The root cause of all these problems is that "firmware" is not perfect. By firmware, I mean things below the OS, including the code that runs in the disk interfaces (SATA interfaces on the motherboard, SAS HBAs), whatever is in the storage IO path like SAS expanders or SATA multiplexers, and the disk drives themselves. Ideally, they should all have relatively short timeouts (30 or 90 seconds), where any uncompleted IO request gets correctly aborted. One has to include the lowest levels of the kernel in the term "firmware", because the kernel drivers for certain hardware (like SCSI HBAs) needs to participate in keeping track of the state of pending IOs, and clearing aborted or stuck IOs. In practice, all that code has bugs. Usually they cause one of the parties to forget an IO (typically after an error), so the other party waits "forever" for the IO to complete.
I'm sorry if the following makes you even more depressed ... but reality can be ugly.

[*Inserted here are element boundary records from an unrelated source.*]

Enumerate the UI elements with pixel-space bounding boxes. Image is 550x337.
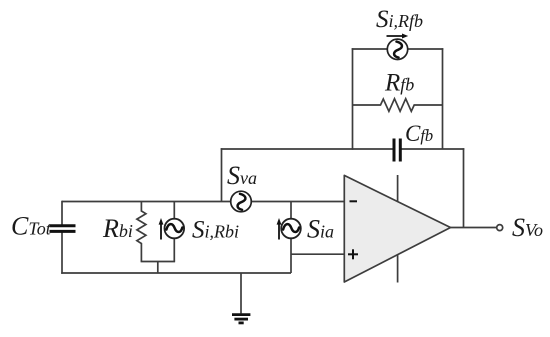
resistor Rbi: [137, 202, 146, 262]
resistor Rfb: [353, 99, 443, 112]
current source Sia: [281, 219, 301, 239]
op-amp bottom power pin: [397, 255, 399, 283]
current source Si,Rfb: [387, 39, 407, 59]
wire: Si,Rbi branch vertical: [173, 202, 175, 262]
output terminal (open circle): [497, 225, 503, 231]
svg-text:CTot: CTot: [11, 212, 52, 241]
arrow for Si,Rfb (pointing right): [387, 34, 409, 39]
svg-text:Si,Rbi: Si,Rbi: [192, 217, 239, 244]
capacitor CTot: [50, 226, 76, 232]
wire: feedback top branch: [352, 48, 444, 50]
wire: feedback right drop to output node: [463, 148, 465, 227]
current source Si,Rbi: [165, 219, 185, 239]
wire: bottom ground rail: [61, 272, 291, 274]
wire: riser from inverting rail up to feedback line: [221, 148, 223, 201]
capacitor Cfb: [394, 139, 400, 162]
wire: stem from sub-rail to ground rail: [157, 262, 159, 274]
op-amp U1: [344, 175, 450, 282]
arrow for Si,Rbi (pointing up): [159, 218, 164, 240]
wire: feedback left rail: [352, 48, 354, 150]
svg-text:Cfb: Cfb: [405, 121, 433, 146]
current source Sia branch vertical: [290, 202, 292, 274]
op-amp top power pin: [397, 175, 399, 202]
ground (bars): [232, 315, 250, 323]
wire: left vertical branch with CTot (lower segment): [61, 232, 63, 274]
wire: feedback bottom line (right of Cfb): [401, 148, 465, 150]
wire: top input rail from CTot node to op-amp inverting input: [62, 201, 344, 203]
wire: output: [451, 227, 497, 229]
voltage noise source Sva (inline on top rail): [231, 191, 252, 212]
wire: feedback right rail: [442, 48, 444, 149]
wire: feedback bottom line (left of Cfb): [221, 148, 394, 150]
wire: op-amp non-inverting input: [291, 253, 344, 255]
svg-text:Sva: Sva: [227, 161, 257, 190]
ground (stem): [240, 273, 242, 313]
op-amp plus sign: [348, 249, 358, 259]
wire: sub-rail joining Rbi and Si,Rbi bottoms: [141, 261, 176, 263]
svg-text:Rbi: Rbi: [102, 214, 133, 243]
svg-text:Rfb: Rfb: [384, 70, 414, 97]
arrow for Sia (pointing up): [277, 218, 282, 240]
svg-text:Sia: Sia: [307, 215, 334, 244]
op-amp minus sign: [350, 200, 358, 202]
svg-text:Si,Rfb: Si,Rfb: [376, 6, 423, 33]
svg-text:SVo: SVo: [512, 213, 543, 242]
wire: left vertical branch with CTot (upper segment): [61, 201, 63, 225]
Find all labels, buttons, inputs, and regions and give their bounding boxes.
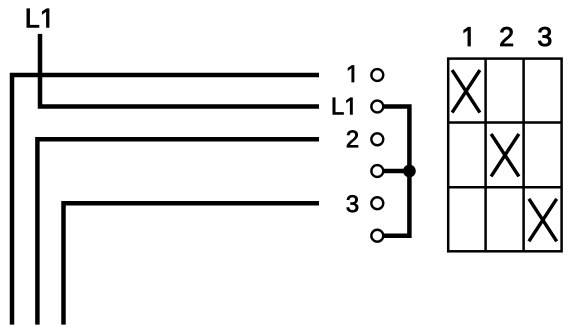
X mark position 3	[529, 199, 557, 242]
wire stub middle contact to bus	[380, 169, 409, 174]
wire to terminal 2	[37, 139, 319, 324]
terminal 1 label	[348, 65, 354, 82]
wire bus joining terminal L1 to middle and bottom contacts	[380, 107, 409, 236]
wire to terminal 1	[12, 75, 319, 325]
table header 2	[500, 27, 512, 46]
wire L1 lead to terminal L1	[40, 34, 319, 107]
terminal 3 label	[347, 195, 358, 212]
terminal L1 label	[333, 98, 353, 115]
terminal middle contact circle	[371, 165, 383, 177]
terminal 2 label	[347, 130, 358, 147]
X mark position 1	[452, 70, 480, 113]
X mark position 2	[491, 134, 519, 177]
table header 1	[464, 27, 471, 46]
terminal 1 contact circle	[371, 69, 383, 81]
terminal L1 contact circle	[371, 101, 383, 113]
terminal 3 contact circle	[371, 197, 383, 209]
table header 3	[538, 27, 551, 46]
node L1 supply label	[27, 9, 49, 28]
wire to terminal 3	[64, 203, 320, 324]
terminal bottom contact circle	[371, 230, 383, 242]
terminal 2 contact circle	[371, 133, 383, 145]
junction dot on bus	[403, 165, 416, 178]
contact table grid	[448, 59, 561, 252]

Usually a hardware reset fixes these problems, because it is sent to not only the motherboard, but also to the disk interfaces. Typically, that clears whatever stuck software state is causing the hang. But I have seen individual disk drives that are so broken that they will hang the bus on the next reboot, and make booting impossible. I had one at home (SATA disk attached directly to the motherboard, with a low-cost motherboard), and I had one at home (high-quality SAS disk with verified firmware version, installed the most expensive disk enclosure ever built, and connected to a very high-quality computer). We ended up having to do a binary search among several hundred disks to find out which disk needs to be physically removed to allow the machine to reboot. No amount of IPMI or remote management/reboot would have helped against cases like that.
This just means that you going home at lunch may be a necessary reality.